Union leaders were to meet tomorrow (Thursday) to determine their next steps after rank-and-file members rejected a tentative four-year wage and benefit deal with Fiat Chrysler Automotive (FCA). FCA was the lead firm in this round of contract talks between the domestic Big Three and the auto industry. Some 40,000 FCA employees turned down the four-year package, leaving union leaders to ponder their actions. The possibility of a strike against the auto industry is looming larger.
According to Automotive News, the United Auto Workers (UAW), the union that represents 137,000 rank-and-file workers for the domestic Big Three, General Motors, Ford and FCA, the union leaders can:
Reopen contract talks
Move on to talks with GM or Ford
Typically, the autoworkers and one of the domestic market leaders will hash out a basic contract and details. If it is approved by the workers, the contract then becomes the pattern for talks with the other players in the industry. Since there has been no agreement at FCA, things are in a state of flux.
Kristin Dziczek, director of the Center for Automotive Research, a labor and industry group headquartered in Ann Arbor, Mich., said the prospect of a UAW strike at FCA is much higher than it was yesterday.
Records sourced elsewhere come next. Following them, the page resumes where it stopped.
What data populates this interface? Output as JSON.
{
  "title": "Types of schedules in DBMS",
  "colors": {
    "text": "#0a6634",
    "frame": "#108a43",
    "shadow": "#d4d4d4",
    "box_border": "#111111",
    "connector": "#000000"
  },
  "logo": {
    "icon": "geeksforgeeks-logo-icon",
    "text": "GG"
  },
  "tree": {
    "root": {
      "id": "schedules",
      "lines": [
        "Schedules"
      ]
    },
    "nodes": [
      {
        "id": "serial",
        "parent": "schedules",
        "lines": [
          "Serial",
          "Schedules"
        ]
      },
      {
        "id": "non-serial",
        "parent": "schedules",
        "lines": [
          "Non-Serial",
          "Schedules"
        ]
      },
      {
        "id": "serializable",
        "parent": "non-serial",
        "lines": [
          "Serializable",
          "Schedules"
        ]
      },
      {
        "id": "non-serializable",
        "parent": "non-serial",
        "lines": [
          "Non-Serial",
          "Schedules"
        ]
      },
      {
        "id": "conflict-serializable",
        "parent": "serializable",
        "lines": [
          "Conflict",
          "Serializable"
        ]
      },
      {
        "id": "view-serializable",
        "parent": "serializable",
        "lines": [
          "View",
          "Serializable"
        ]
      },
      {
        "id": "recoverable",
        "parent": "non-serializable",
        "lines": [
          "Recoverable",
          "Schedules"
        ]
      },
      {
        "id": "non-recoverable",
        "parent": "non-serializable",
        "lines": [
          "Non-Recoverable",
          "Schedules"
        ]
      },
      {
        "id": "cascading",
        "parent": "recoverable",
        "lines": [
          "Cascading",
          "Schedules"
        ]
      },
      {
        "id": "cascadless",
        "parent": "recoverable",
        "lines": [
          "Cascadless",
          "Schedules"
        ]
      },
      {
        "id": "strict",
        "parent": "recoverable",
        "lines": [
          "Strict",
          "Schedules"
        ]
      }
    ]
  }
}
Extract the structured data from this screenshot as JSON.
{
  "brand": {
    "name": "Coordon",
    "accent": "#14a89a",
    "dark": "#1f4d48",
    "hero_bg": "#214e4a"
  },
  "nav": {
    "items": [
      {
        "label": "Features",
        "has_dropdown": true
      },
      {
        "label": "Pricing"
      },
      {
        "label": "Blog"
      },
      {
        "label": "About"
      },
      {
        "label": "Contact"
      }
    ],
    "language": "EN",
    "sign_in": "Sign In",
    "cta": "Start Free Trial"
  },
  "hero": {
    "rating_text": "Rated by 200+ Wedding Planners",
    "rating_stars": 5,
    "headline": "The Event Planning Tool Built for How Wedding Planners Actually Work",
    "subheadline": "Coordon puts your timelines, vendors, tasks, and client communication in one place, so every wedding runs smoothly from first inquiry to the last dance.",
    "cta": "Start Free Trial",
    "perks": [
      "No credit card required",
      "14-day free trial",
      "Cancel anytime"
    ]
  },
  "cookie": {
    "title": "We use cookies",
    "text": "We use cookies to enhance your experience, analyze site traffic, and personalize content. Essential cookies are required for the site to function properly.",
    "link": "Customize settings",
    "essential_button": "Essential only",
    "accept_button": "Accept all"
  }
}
She indicated if the UAW used a selected strike against the transmission plant in Kokomo, the union would cut the production of highly profitable Jeep and RAM pickup by 75 percent. By selectively striking a key plant, the UAW would avoid the harm a general strike would cause because those workers simply idled by a labor action at one plant could collect nearly a full week’s pay in strike benefits.
A source familiar with Big Three production costs told the automotive trade paper that a general strike could easily cost FCA $500 million per week. Ford or GM would lose $1 billion.